What sins specifically? To begin, some within the American Jewish neighborhood have indiscriminately supported the state of Israel, regardless that in January the Worldwide Courtroom of Justice discovered it believable that the Israeli authorities was committing genocide and ordered it to take measures to cease. Israel has been criticized for not complying by teams together with the United Nations and Human Rights Watch. And but, the web site of the Jewish Federation of Los Angeles proclaims: “Our Federation and the Jewish neighborhood of Los Angeles stand in unequivocal solidarity with our homeland,” regardless of rising proof of alleged struggle crimes.
Moreover, some in my neighborhood have been so targeted on the required grieving for the greater than 1,200 Israelis killed in Hamas’ assaults on Oct. 7 that they haven’t been in a position to acknowledge and grieve the killing of greater than 41,000 Palestinians, lots of them youngsters, in response to Gaza’s Well being Ministry, after Oct. 7 in each Gaza and the West Financial institution. Within the Nova exhibition, for instance, which paperwork the Oct. 7 bloodbath and just lately got here to Los Angeles, there’s not a phrase about Oct. 6 or Oct. 8, 2023. In different phrases, there isn’t any context besides Israeli struggling. The occupation will not be named; Palestinians will not be named.
The youngsters who had been displaced from the varsity my fellow troopers and I occupied 41 years in the past at the moment are getting into center age. I take into consideration them as I train the scholars in my classroom now. I hope these soon-to-be rabbis study by my instance that there’s a wealthy and important Judaism that opposes oppression, violence and struggle.
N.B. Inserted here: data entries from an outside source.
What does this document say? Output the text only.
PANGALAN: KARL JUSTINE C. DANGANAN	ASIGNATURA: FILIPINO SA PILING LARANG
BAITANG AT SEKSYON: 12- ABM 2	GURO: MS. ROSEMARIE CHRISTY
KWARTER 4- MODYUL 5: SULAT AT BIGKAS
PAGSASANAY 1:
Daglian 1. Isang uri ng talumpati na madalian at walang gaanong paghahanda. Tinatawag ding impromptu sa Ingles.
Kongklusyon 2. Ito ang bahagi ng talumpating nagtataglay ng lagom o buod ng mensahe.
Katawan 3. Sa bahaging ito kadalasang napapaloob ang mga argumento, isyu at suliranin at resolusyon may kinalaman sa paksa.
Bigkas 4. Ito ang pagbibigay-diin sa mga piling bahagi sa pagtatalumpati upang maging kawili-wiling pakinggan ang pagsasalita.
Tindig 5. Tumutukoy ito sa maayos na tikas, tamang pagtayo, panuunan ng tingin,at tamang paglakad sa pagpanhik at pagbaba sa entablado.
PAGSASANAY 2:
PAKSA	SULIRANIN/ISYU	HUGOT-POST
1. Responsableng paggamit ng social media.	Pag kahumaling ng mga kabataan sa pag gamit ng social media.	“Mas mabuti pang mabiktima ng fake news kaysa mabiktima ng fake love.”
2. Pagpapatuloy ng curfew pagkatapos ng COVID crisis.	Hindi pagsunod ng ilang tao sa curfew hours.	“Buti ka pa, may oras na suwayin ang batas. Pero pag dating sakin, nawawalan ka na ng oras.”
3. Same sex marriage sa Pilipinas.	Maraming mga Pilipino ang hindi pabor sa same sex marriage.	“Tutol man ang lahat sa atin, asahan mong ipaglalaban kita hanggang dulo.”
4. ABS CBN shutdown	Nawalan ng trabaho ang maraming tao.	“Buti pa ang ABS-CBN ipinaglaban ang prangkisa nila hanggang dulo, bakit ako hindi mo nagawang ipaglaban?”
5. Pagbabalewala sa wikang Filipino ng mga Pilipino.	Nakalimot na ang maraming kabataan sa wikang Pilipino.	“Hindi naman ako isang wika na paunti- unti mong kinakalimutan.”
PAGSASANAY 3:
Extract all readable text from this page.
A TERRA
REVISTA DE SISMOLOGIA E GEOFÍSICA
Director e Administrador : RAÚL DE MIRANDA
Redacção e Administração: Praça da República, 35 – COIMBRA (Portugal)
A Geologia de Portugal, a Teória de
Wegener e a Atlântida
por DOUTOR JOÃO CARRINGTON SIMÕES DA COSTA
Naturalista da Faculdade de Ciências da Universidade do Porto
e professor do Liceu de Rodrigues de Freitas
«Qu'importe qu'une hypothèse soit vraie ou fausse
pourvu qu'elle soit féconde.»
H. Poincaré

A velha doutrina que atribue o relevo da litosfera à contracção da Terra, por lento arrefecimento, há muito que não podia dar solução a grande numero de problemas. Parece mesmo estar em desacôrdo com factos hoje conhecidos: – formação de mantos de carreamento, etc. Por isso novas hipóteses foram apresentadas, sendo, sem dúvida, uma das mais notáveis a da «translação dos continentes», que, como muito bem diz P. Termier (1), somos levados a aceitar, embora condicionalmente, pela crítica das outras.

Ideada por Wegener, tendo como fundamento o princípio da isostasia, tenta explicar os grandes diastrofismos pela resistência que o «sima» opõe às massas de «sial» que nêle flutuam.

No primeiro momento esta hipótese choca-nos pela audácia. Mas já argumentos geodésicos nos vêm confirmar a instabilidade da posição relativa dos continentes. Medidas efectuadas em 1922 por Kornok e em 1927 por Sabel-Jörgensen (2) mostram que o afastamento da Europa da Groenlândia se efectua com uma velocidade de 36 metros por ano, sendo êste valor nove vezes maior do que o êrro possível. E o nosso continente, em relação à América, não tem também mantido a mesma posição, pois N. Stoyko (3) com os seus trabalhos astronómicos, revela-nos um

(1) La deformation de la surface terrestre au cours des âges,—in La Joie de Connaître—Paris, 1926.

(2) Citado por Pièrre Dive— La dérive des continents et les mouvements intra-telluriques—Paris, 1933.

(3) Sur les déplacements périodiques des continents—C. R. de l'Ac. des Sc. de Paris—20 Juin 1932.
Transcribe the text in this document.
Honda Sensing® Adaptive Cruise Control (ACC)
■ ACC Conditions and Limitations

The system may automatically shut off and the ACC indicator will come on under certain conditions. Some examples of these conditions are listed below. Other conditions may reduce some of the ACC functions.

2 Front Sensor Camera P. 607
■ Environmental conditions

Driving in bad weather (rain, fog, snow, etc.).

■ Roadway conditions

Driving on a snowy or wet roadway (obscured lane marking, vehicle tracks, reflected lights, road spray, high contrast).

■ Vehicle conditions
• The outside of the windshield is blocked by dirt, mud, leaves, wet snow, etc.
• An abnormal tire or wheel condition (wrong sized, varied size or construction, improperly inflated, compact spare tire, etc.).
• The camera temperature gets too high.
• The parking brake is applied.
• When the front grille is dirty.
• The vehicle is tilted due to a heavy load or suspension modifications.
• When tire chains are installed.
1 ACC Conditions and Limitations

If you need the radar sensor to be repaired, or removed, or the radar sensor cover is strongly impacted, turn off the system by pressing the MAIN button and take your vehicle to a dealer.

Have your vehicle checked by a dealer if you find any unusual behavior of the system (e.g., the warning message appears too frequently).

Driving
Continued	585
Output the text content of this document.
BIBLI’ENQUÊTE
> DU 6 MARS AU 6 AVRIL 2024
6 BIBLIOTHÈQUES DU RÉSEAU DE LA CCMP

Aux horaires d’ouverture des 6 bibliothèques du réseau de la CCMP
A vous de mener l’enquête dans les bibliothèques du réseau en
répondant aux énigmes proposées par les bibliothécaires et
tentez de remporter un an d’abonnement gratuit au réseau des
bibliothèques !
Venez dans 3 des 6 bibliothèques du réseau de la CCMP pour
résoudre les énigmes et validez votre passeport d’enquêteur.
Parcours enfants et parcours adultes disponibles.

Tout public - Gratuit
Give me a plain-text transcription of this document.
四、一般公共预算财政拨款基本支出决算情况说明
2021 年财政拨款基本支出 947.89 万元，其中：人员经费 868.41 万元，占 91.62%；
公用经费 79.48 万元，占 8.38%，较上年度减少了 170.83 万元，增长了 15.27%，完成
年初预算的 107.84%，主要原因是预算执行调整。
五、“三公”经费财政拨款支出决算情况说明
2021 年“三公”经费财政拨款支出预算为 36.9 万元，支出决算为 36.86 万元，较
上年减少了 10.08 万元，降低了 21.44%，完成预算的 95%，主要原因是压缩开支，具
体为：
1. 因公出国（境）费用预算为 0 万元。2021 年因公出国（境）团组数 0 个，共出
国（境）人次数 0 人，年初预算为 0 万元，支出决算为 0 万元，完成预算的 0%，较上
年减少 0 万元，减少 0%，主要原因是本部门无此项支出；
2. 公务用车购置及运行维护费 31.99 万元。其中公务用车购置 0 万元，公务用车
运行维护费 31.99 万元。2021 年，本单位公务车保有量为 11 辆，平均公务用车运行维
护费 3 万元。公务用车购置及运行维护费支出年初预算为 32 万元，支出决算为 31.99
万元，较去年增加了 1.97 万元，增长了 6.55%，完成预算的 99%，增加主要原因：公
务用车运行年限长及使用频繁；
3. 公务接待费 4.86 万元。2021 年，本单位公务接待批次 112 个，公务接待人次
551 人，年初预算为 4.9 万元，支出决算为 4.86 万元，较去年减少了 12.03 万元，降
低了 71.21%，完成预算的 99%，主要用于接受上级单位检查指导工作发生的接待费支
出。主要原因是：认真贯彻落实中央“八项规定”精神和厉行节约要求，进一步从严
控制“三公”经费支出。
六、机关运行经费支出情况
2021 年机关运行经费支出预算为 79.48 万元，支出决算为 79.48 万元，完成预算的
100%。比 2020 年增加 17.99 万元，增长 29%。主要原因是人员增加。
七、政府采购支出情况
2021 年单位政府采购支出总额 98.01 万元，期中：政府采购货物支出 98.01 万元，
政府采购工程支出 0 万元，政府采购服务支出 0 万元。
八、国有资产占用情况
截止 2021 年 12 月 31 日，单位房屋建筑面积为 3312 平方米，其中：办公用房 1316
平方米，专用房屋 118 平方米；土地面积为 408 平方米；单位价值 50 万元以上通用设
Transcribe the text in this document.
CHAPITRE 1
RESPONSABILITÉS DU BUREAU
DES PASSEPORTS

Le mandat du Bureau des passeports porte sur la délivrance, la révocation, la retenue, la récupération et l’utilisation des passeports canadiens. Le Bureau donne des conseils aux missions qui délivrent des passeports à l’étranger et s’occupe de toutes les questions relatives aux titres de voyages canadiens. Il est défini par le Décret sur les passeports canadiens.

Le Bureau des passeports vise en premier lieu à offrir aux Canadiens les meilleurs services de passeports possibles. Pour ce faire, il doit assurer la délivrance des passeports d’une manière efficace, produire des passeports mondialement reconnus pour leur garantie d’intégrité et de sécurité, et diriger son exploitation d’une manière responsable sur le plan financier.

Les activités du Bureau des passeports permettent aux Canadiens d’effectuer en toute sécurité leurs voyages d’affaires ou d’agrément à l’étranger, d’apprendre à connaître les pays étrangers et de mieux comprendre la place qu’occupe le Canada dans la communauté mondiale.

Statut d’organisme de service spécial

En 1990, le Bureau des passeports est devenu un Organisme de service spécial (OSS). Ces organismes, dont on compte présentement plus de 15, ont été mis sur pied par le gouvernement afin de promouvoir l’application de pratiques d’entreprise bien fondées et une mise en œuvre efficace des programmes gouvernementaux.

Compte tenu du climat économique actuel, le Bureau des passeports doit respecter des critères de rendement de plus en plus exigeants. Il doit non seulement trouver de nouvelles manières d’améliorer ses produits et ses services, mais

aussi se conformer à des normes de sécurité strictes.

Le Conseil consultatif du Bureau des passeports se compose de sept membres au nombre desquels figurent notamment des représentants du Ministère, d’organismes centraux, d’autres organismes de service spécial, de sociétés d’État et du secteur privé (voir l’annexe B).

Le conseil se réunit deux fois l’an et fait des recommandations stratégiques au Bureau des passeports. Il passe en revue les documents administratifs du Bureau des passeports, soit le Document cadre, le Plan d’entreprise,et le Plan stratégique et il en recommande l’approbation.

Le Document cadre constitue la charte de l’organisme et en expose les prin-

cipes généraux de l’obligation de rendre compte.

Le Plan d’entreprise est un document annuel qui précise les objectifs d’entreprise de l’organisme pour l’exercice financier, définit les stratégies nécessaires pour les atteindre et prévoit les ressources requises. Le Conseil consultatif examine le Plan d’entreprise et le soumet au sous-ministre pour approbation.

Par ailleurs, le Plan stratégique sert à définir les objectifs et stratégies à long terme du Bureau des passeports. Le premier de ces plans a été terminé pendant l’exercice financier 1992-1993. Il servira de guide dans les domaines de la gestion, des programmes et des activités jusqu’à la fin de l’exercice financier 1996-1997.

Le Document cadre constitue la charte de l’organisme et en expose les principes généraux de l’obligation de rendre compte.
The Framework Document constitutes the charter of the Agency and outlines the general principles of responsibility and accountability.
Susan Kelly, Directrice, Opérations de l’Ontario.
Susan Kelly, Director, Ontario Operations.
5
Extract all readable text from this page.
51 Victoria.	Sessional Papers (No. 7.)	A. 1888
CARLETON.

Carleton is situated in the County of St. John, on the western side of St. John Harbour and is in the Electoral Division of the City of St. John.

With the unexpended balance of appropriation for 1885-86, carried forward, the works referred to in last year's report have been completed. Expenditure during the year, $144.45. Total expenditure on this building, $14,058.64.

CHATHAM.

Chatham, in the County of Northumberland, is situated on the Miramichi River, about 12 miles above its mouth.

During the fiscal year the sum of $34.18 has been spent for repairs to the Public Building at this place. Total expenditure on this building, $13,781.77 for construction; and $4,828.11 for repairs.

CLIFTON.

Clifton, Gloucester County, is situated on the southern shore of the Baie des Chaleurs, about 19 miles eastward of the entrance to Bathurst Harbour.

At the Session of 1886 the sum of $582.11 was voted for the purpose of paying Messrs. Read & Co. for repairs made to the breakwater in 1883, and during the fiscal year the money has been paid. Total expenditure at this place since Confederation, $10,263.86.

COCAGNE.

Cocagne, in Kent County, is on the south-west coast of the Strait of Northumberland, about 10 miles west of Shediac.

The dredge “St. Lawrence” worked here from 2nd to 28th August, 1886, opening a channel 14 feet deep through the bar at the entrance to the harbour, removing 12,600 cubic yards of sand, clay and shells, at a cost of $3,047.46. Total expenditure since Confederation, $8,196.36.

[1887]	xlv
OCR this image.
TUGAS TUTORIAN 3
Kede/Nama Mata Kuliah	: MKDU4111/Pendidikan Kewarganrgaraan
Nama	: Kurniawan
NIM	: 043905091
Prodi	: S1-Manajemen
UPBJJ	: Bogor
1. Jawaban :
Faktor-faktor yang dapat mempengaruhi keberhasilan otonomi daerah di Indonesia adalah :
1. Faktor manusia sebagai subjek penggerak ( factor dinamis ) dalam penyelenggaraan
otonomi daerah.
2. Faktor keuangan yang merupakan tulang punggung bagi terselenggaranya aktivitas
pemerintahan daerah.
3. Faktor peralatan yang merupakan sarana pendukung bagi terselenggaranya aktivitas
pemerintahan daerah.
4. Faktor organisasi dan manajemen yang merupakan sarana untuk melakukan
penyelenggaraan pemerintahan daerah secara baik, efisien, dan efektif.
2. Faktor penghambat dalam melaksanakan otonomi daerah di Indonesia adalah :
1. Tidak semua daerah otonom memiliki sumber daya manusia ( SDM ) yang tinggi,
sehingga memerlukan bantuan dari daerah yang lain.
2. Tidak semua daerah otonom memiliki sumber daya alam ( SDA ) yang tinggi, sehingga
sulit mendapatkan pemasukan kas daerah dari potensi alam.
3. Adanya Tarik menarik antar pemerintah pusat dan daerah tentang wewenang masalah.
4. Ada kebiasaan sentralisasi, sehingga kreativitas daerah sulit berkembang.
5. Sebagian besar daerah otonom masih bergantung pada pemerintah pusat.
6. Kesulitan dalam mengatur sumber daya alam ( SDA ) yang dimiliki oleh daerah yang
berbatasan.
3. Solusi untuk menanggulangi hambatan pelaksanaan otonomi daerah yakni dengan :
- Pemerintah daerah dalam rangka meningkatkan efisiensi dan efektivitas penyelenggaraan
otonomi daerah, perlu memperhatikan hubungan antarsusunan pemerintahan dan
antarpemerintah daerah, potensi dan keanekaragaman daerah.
I hope they study that standing in opposition to wrongdoing is a mitzvah, a Jewish sacred obligation.
My protests, my name for a cease-fire, are a part of the way in which I’m nonetheless responding to that second, many years in the past, after I locked eyes with my Palestinian neighbor carrying her laundry whereas I held an M-16 and felt ashamed. As a rabbi and a trainer of rabbis, I’m repenting this Yom Kippur for having been part of the occupation.
Aryeh Cohen is a rabbi and a professor at American Jewish College in Los Angeles. He’s a signatory to the “Rabbis for Ceasefire” letter.